Parallel Opposed Fields:


Photon Parallel Opposed PDD Original Version


    1. In general, megavoltage isodose curves are very similar except for the following:

      1. The depth of dmax increases with energy.

      2. Skin sparing increases with increasing energy.

      3. For treatment planning the hot spot decreases with energy.

      4. For treatment planning uniformity increases with energy.

    2. For kilovoltage beams, isodose curves display a large penumbra due to increased side scattering in the medium.

    3. A parallel opposed field plan will look like a classic hourglass shape with hotspots near the surface.





Inhomogeneities and Their Effects:


    1. Air/lung:

      1. Air, or more commonly encountered in a patient - lung, is one of the strongest perturbations commonly encountered by a radiation beam.

      2. In general, these effects occur when a radiation beam is incident on a slab of lung.

        1. Immediately in front of the lung, the dose will drop due to a lack of backscatter.

        2. In the lung, the dose drops compared to water due to a lack of scatter.

        3. If there is a solid tumor in the lung, then the beam must undergo build up similar to at the surface.

          1. This is why it can be advantageous to use 6X during lung treatments for a smaller buildup length in a tumor.

          2. Another reason 6X beams are commonly employed in lung treatments is that the lateral electronic equilibrium is better modeled by the algorithms that aren’t Monte Carlo based.

        4. Beyond the lung, the dose will increase relative to water since there was little attenuation in the lung.

        5. Lung will increase the penumbra of a beam due to the ability of scattered electrons to travel farther beyond the collimated field size.
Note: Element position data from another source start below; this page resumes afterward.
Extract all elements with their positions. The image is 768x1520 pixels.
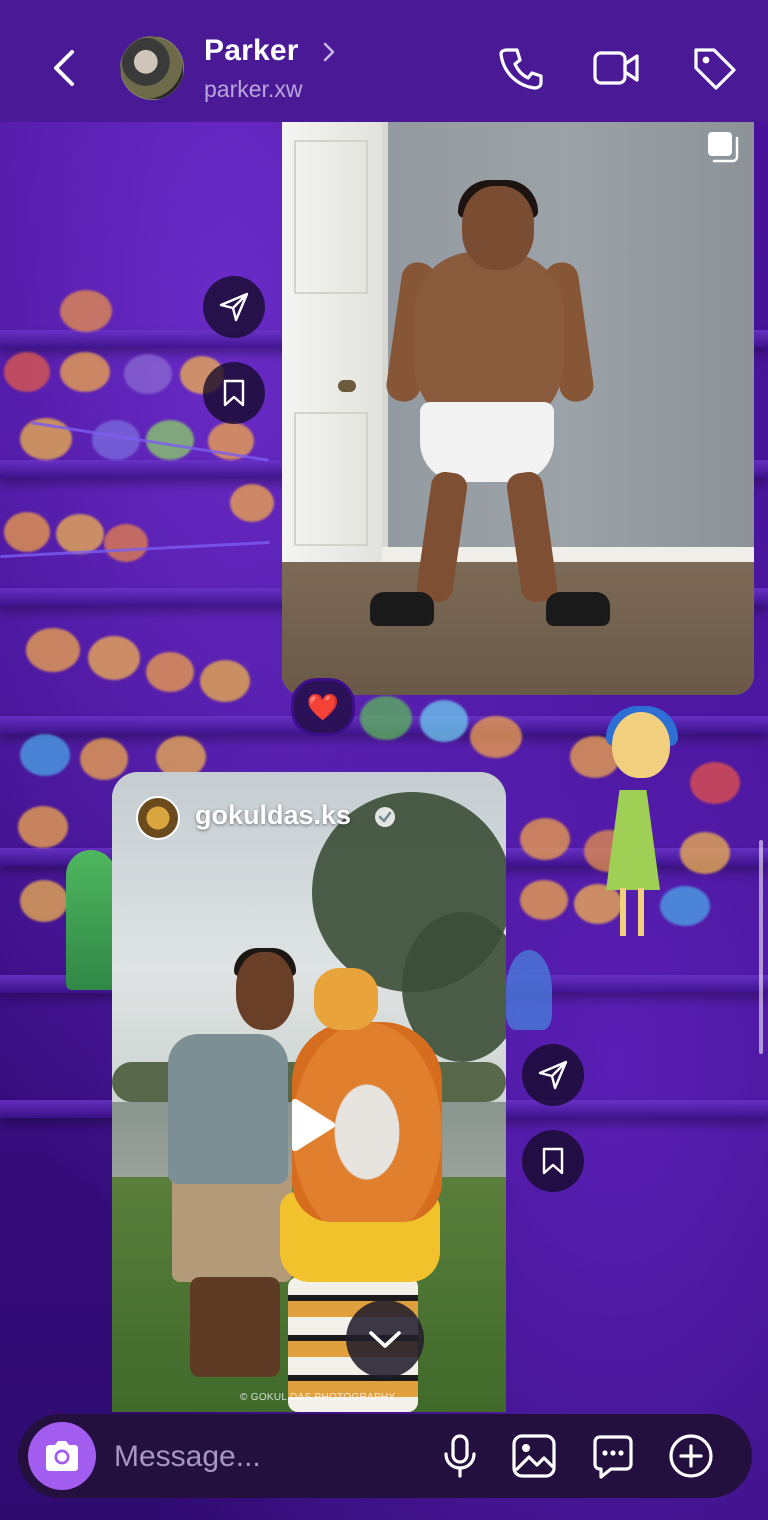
share-photo-button[interactable] [203,276,265,338]
back-arrow-icon [54,50,74,86]
photo-watermark: © GOKUL DAS PHOTOGRAPHY [240,1392,396,1403]
share-reel-button[interactable] [522,1044,584,1106]
save-reel-button[interactable] [522,1130,584,1192]
tag-icon[interactable] [690,44,738,92]
add-circle-icon[interactable] [667,1432,715,1480]
image-icon[interactable] [510,1432,558,1480]
bookmark-icon [542,1147,564,1175]
back-button[interactable] [44,46,84,90]
scrollbar[interactable] [759,840,763,1054]
chat-sticker-icon[interactable] [589,1432,637,1480]
contact-handle: parker.xw [204,76,303,102]
chat-header: Parker parker.xw [0,0,768,122]
save-photo-button[interactable] [203,362,265,424]
shared-photo-message[interactable] [282,122,754,695]
chevron-right-icon[interactable] [321,40,337,64]
play-icon[interactable] [284,1098,338,1152]
chevron-down-icon [369,1331,401,1348]
microphone-icon[interactable] [436,1432,484,1480]
heart-reaction[interactable]: ❤️ [291,678,355,736]
contact-name[interactable]: Parker [204,34,299,68]
video-camera-icon[interactable] [592,44,640,92]
verified-badge-icon [375,807,395,827]
phone-icon[interactable] [497,44,545,92]
reel-author-username[interactable]: gokuldas.ks [195,800,351,831]
camera-icon [46,1441,78,1471]
message-input[interactable] [112,1434,426,1480]
camera-button[interactable] [28,1422,96,1490]
contact-avatar[interactable] [120,36,184,100]
send-icon [219,292,249,322]
scroll-to-bottom-button[interactable] [346,1300,424,1378]
reel-author-avatar[interactable] [136,796,180,840]
bookmark-icon [223,379,245,407]
multiple-photos-icon [708,132,739,163]
shared-reel-message[interactable]: gokuldas.ks © GOKUL DAS PHOTOGRAPHY [112,772,506,1412]
send-icon [538,1060,568,1090]
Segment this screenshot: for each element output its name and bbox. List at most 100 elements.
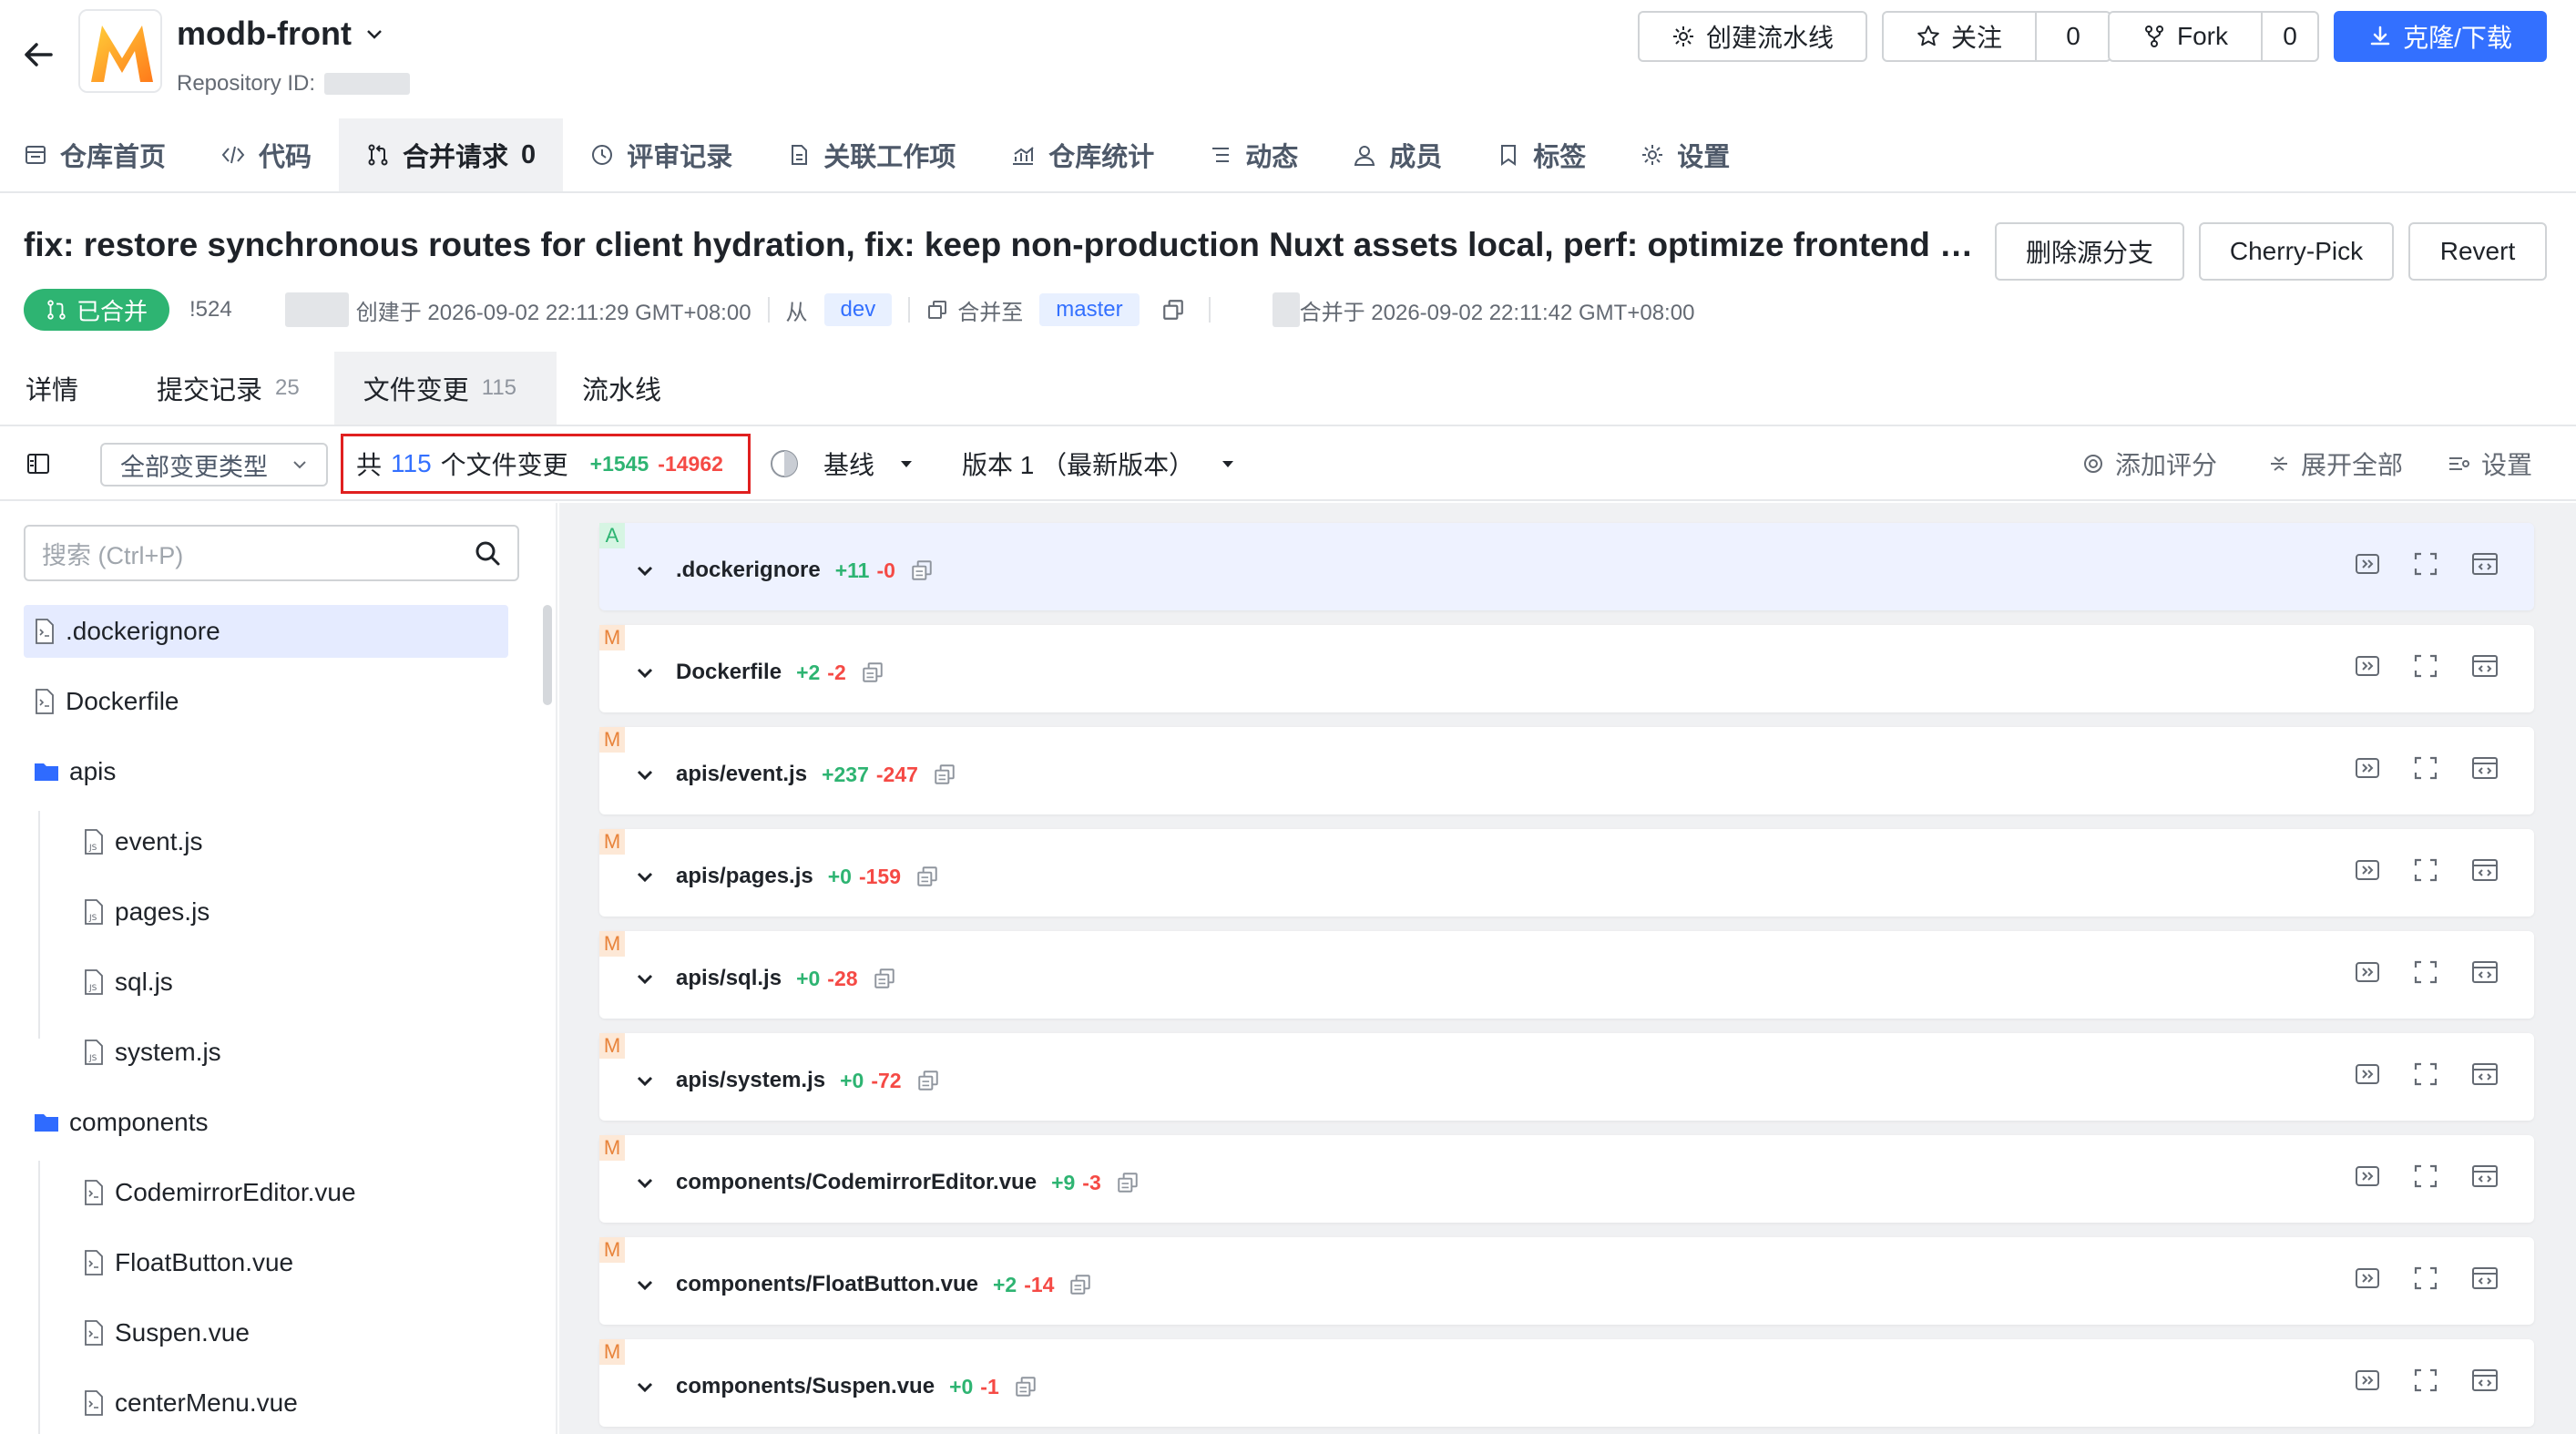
search-icon[interactable]: [474, 539, 501, 567]
target-branch-tag[interactable]: master: [1039, 293, 1140, 326]
view-file-icon[interactable]: [2470, 958, 2499, 986]
expand-all-button[interactable]: 展开全部: [2268, 441, 2403, 487]
fullscreen-icon[interactable]: [2412, 652, 2439, 680]
copy-icon[interactable]: [1068, 1273, 1092, 1296]
fullscreen-icon[interactable]: [2412, 1265, 2439, 1292]
copy-icon[interactable]: [1161, 298, 1185, 322]
view-file-icon[interactable]: [2470, 550, 2499, 578]
view-file-icon[interactable]: [2470, 652, 2499, 680]
tree-item[interactable]: JS system.js: [73, 1026, 221, 1079]
chevron-down-icon[interactable]: [634, 1070, 656, 1091]
fullscreen-icon[interactable]: [2412, 1367, 2439, 1394]
watch-count[interactable]: 0: [2035, 13, 2110, 60]
view-file-icon[interactable]: [2470, 856, 2499, 884]
watch-button[interactable]: 关注: [1884, 13, 2035, 60]
tree-item[interactable]: apis: [24, 745, 116, 798]
nav-tags[interactable]: 标签: [1469, 118, 1613, 191]
nav-merge-requests[interactable]: 合并请求 0: [339, 118, 564, 191]
repo-name[interactable]: modb-front: [177, 15, 384, 53]
copy-icon[interactable]: [1116, 1171, 1140, 1194]
chevron-down-icon[interactable]: [634, 1376, 656, 1398]
copy-icon[interactable]: [926, 299, 948, 321]
nav-repo-home[interactable]: 仓库首页: [20, 118, 193, 191]
nav-review-records[interactable]: 评审记录: [563, 118, 760, 191]
chevron-down-icon[interactable]: [634, 763, 656, 785]
fullscreen-icon[interactable]: [2412, 958, 2439, 986]
back-arrow-icon[interactable]: [20, 36, 56, 73]
create-pipeline-button[interactable]: 创建流水线: [1638, 11, 1867, 62]
view-file-icon[interactable]: [2470, 1265, 2499, 1292]
add-score-button[interactable]: 添加评分: [2082, 441, 2217, 487]
copy-icon[interactable]: [933, 763, 956, 786]
view-diff-icon[interactable]: [2354, 652, 2381, 680]
view-diff-icon[interactable]: [2354, 856, 2381, 884]
chevron-down-icon[interactable]: [634, 1172, 656, 1193]
tab-file-changes[interactable]: 文件变更 115: [333, 352, 557, 425]
fork-count[interactable]: 0: [2261, 13, 2317, 60]
tree-item[interactable]: JS event.js: [73, 815, 203, 868]
clone-download-button[interactable]: 克隆/下载: [2334, 11, 2547, 62]
nav-activity[interactable]: 动态: [1181, 118, 1325, 191]
fullscreen-icon[interactable]: [2412, 550, 2439, 578]
tree-item[interactable]: FloatButton.vue: [73, 1236, 293, 1289]
diff-file-card[interactable]: Mapis/sql.js +0 -28: [599, 931, 2534, 1019]
nav-repo-stats[interactable]: 仓库统计: [983, 118, 1181, 191]
file-search-input[interactable]: 搜索 (Ctrl+P): [24, 525, 519, 581]
view-file-icon[interactable]: [2470, 1163, 2499, 1190]
tree-item[interactable]: .dockerignore: [24, 605, 508, 658]
view-diff-icon[interactable]: [2354, 1163, 2381, 1190]
view-file-icon[interactable]: [2470, 1367, 2499, 1394]
tab-commits[interactable]: 提交记录 25: [104, 352, 325, 425]
diff-file-card[interactable]: Mapis/event.js +237 -247: [599, 727, 2534, 814]
nav-work-items[interactable]: 关联工作项: [760, 118, 983, 191]
revert-button[interactable]: Revert: [2408, 222, 2547, 281]
tree-item[interactable]: JS sql.js: [73, 956, 173, 1009]
tree-item[interactable]: JS pages.js: [73, 886, 210, 938]
version-select[interactable]: 版本 1 （最新版本）: [962, 441, 1236, 487]
tree-item[interactable]: centerMenu.vue: [73, 1377, 298, 1429]
fullscreen-icon[interactable]: [2412, 856, 2439, 884]
copy-icon[interactable]: [873, 967, 896, 990]
tab-details[interactable]: 详情: [0, 352, 104, 425]
view-diff-icon[interactable]: [2354, 958, 2381, 986]
diff-settings-button[interactable]: 设置: [2447, 441, 2532, 487]
view-diff-icon[interactable]: [2354, 1367, 2381, 1394]
nav-settings[interactable]: 设置: [1613, 118, 1757, 191]
view-diff-icon[interactable]: [2354, 550, 2381, 578]
diff-file-card[interactable]: Mcomponents/CodemirrorEditor.vue +9 -3: [599, 1135, 2534, 1223]
delete-source-branch-button[interactable]: 删除源分支: [1995, 222, 2184, 281]
toggle-tree-button[interactable]: [26, 441, 51, 487]
fork-button-group[interactable]: Fork 0: [2108, 11, 2319, 62]
fork-button[interactable]: Fork: [2110, 13, 2261, 60]
diff-file-card[interactable]: Mcomponents/FloatButton.vue +2 -14: [599, 1237, 2534, 1325]
copy-icon[interactable]: [1014, 1375, 1038, 1398]
view-file-icon[interactable]: [2470, 754, 2499, 782]
fullscreen-icon[interactable]: [2412, 754, 2439, 782]
copy-icon[interactable]: [916, 1069, 940, 1092]
view-diff-icon[interactable]: [2354, 754, 2381, 782]
source-branch-tag[interactable]: dev: [823, 293, 893, 326]
tree-item[interactable]: Suspen.vue: [73, 1306, 250, 1359]
diff-file-card[interactable]: Mcomponents/Suspen.vue +0 -1: [599, 1339, 2534, 1427]
copy-icon[interactable]: [915, 865, 939, 888]
diff-file-card[interactable]: A .dockerignore +11 -0: [599, 523, 2534, 610]
chevron-down-icon[interactable]: [634, 968, 656, 989]
chevron-down-icon[interactable]: [634, 661, 656, 683]
chevron-down-icon[interactable]: [634, 866, 656, 887]
nav-members[interactable]: 成员: [1325, 118, 1469, 191]
copy-icon[interactable]: [861, 661, 884, 684]
tree-item[interactable]: Dockerfile: [24, 675, 179, 728]
view-file-icon[interactable]: [2470, 1060, 2499, 1088]
change-type-select[interactable]: 全部变更类型: [100, 443, 328, 487]
fullscreen-icon[interactable]: [2412, 1163, 2439, 1190]
compare-mode-toggle[interactable]: [769, 441, 800, 487]
tree-scrollbar[interactable]: [543, 605, 552, 705]
diff-file-card[interactable]: Mapis/pages.js +0 -159: [599, 829, 2534, 917]
fullscreen-icon[interactable]: [2412, 1060, 2439, 1088]
nav-code[interactable]: 代码: [193, 118, 339, 191]
chevron-down-icon[interactable]: [634, 1274, 656, 1296]
tree-item[interactable]: CodemirrorEditor.vue: [73, 1166, 356, 1219]
view-diff-icon[interactable]: [2354, 1265, 2381, 1292]
chevron-down-icon[interactable]: [634, 559, 656, 581]
tree-item[interactable]: components: [24, 1096, 209, 1149]
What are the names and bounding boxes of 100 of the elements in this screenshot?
This effect worsens at higher energies, which is another reason for using 6X in lung treatments.

      3. The density of the lung is about 0.33 that of water.  This can be used to calculate the amount of increased attenuation.

        1. For example, if we have 5 cm of lung and want to know the difference in attenuation relative to a homogeneous water phantom.

          1. 5 cm * 0.33 yields an effective path length of 1.65 cm.

          2. For a 6x beam attenuation in water is 3% per cm and for 18x it is 2% per cm.

          3. So, for a 6x beam the expected attenuation in water would be 5 cm * 3% = 15%, but with the lung in the beam, the attenuation is only 1.65 cm * 3% =  5%.

          4. For a 6x beam, 5 cm of lung leads to about 10% of a heterogeneity correction (for 18x this would only be about 6.5%).

        2. Important point: the higher the energy of the beam the less heterogeneity affects it.

    2. Bone:


Photons Inhomogeneous Bone Dose


      1. Bone has the following effects:

        1. Increased backscatter near the anterior interface leads to about an 8% increase in dose immediately adjacent to the bone in MV fields.

          1. kV beams have as much as a 200% increase in dose due to the photoelectric effect.

        2. Inside the bone (for MV beams), the dose to soft tissue, such as marrow, is expected to be higher than in water, but the dose to bone mineral (hard bone) is expected to be about 4% less.

          1. The reduction in dose to the bone mineral is due to a lack of hydrogen content, this causes the electron density relative to mass to decrease resulting in a lower dose.

          2. The graph above demonstrates the expected dose to the soft tissues inside bone.

        3. There is also a decrease in dose far from the bone due to increased attenuation.

        4. In high energy photons beams (18/24 MV), increased pair production produces even higher doses around and inside the bone than seen above in the 6 MV image.

        5. The density of bone is about 1.8 that of water, and this can be used to calculate a rough effect for bone attenuation in a beam similar to the discussion in lung.

    1. Metal (prostheses):

      1. Metal prostheses such as hip replacements have the following effects:

        1. Increased backscatter near the anterior interface can increase the dose by about 50%.

        2. At the posterior interface, above 10 MV increased pair production leads to an increase in dose of about 50% (but there is a decrease for 6 MV).

        3. The dose far from the implant for a single field through the implant is expected to drop by about 20-30% due to increased attenuation.